Add "Products.LongRequestLogger[python24]" to the list of eggs of the part
that defines your Zope instance. This will automatically pull in the
'threadframe' module which is needed for Python versions < 2.5.

Manual Installation for Old Zope Versions
-----------------------------------------

Add the LongRequestLogger package inside your Products instance directory and
install the 'threadframe' module into the Python interpreter used to run Zope.

Configuration
=============

Add (or change) the "environment" section of your zope.conf to something like
this::

    # Products.LongRequestLogger config
    <environment>
          longrequestlogger_file $INSTANCE/log/longrequest.log
          longrequestlogger_timeout 4
          longrequestlogger_interval 2
    </environment>

The following variables are recognised:

 * "longrequestlogger_file": This is a mandatory variable. Its absence means the
   LongRequestLogger monkey-patch to the publication machinery will not be
   applied. It should point to a file where you want the long requests to be
   logged.

 * "longrequestlogger_timeout": The amount of seconds after which long requests
   start being logged. Accepts floating point values and defaults to 2.

 * "longrequestlogger_interval": The frequency at which long requests will have
   their stack trace logged once they have exceeded their 'timeout' above.
   Defaults to 1 and accepts floating point values.

For the curious, the use of environment variables instead of ZConfig directives
is due to two reasons:

 1. The environment variable can be changed at runtime to affect the behaviour
    of the logger.

 2. Old Zope versions don't have the ability to use "product-config" syntax,
    and writing a ZConfig component for just 3 keys is overkill.

Runtime Configuration
---------------------

On the first point above, changing the longrequestlogger_file variable changes
the logging destination for all subsequent requests after the change (and
likely any ongoing request as well), but if Zope is started without that
variable defined, then setting at runtime will not have any effect.

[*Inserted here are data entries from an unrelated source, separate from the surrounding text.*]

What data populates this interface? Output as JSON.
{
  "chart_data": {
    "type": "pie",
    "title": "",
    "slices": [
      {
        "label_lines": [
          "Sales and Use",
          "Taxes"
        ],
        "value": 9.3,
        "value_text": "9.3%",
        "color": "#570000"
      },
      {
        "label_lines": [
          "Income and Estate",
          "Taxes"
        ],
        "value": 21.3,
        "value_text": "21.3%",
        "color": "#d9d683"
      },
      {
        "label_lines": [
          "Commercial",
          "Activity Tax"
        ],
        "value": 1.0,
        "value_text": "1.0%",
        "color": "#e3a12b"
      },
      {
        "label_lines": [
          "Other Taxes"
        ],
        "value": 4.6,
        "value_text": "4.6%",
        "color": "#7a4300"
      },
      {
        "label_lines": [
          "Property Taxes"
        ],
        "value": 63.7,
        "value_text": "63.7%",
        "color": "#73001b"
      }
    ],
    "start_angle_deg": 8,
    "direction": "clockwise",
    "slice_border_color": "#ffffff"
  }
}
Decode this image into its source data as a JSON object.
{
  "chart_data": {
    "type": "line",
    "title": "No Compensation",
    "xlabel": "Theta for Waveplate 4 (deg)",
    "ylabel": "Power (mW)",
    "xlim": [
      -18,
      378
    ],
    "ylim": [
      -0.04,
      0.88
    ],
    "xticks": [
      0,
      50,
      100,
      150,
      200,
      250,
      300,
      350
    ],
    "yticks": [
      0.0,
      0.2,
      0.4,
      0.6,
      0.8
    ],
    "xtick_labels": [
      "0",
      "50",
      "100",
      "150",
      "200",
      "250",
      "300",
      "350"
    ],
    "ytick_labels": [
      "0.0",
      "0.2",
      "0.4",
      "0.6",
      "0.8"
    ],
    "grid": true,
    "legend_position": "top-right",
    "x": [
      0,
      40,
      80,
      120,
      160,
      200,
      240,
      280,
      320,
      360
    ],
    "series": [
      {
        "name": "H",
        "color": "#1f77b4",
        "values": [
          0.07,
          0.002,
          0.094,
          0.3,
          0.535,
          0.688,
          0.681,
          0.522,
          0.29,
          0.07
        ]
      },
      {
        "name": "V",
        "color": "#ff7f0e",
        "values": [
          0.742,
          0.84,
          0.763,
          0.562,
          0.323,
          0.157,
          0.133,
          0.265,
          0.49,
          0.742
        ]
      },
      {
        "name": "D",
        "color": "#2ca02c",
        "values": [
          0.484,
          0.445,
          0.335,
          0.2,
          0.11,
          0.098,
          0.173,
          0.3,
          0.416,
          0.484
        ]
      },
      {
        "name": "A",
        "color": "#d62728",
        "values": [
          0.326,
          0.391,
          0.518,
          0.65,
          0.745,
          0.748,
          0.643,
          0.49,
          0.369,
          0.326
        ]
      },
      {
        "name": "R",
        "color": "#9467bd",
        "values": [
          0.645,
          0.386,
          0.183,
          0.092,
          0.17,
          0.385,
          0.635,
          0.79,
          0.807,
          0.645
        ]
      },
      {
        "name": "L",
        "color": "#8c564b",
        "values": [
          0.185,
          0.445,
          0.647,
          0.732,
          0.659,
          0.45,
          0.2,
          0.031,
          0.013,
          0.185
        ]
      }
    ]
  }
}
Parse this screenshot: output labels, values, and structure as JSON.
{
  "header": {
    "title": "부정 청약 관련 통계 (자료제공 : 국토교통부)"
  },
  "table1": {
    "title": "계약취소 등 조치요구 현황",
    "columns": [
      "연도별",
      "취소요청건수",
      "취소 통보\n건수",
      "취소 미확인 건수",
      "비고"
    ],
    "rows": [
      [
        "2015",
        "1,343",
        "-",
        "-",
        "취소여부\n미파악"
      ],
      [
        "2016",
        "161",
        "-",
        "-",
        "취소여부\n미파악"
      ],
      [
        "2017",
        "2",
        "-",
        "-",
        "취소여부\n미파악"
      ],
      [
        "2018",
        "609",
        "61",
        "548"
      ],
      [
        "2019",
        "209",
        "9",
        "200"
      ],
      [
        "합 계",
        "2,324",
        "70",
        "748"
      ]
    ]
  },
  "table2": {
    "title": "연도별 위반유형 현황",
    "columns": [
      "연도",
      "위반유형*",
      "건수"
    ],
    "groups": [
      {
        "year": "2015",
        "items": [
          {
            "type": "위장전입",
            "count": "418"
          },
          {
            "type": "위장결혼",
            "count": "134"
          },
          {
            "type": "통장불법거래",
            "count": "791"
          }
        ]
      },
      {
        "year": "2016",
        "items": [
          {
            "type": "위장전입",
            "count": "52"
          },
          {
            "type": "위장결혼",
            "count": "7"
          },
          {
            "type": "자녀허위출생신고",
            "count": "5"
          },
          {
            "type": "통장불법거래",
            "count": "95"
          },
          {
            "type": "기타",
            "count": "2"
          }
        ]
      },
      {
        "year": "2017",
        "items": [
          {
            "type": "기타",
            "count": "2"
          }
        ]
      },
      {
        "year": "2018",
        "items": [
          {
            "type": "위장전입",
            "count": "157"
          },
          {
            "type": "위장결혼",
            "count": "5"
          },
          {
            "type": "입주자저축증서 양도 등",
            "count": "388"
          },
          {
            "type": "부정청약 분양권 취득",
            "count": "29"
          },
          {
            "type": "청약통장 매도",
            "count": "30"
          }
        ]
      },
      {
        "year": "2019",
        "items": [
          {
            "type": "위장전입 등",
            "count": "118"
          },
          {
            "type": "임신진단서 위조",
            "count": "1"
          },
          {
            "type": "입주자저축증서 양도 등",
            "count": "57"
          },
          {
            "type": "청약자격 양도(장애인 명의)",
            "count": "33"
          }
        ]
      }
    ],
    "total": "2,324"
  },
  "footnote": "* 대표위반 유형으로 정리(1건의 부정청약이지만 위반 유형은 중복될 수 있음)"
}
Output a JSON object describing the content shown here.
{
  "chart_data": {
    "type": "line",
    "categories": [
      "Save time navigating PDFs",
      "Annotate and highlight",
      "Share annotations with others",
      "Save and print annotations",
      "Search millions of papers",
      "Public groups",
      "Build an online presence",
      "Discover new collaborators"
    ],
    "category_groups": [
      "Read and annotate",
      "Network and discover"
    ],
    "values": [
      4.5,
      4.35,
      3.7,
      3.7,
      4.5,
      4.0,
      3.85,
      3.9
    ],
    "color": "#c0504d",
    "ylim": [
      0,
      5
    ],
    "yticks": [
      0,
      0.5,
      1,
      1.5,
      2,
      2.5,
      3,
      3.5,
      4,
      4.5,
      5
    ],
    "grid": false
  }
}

The other two variables can also be dynamically changed as well, and will take
effect at the following request after the change, for all threads in the same
process.

Interpreting results
====================

It's important to keep in mind a few important facts about the behaviour of
Zope2 applications and threads while looking at the results:

 1. Each thread only handles one request at a time.
 
 2. Slow requests will usually have tracebacks with a common top part and a
    variable bottom part. The key to the cause of the slowdown in a request
    will be in the limit of both.

If you're in a pinch and don't want to parse the file to rank the slowest
URLs for investigation, pick up a time in seconds that's a multiple of your
interval plus the timeout and grep for it. For the default settings, of
time-out and interval, you will find log entries for 4 then 6 then 8 seconds,
so you can do a grep like::

 $ grep -n "Running for 8" longrequest.log 

And decide with URLs show up more. Then you can open the log file, go to the
line number reported and navigate the tracebacks by searching up and down
the file for the same thread id (the number after "Thread" in the reported
lines). Then analise the difference between the tracebacks of a single request
to get a hint on what this particular request is doing and why it is slowing
down.

By doing this for a number of similar requests you will be able to come up with
optimisations or a caching strategy.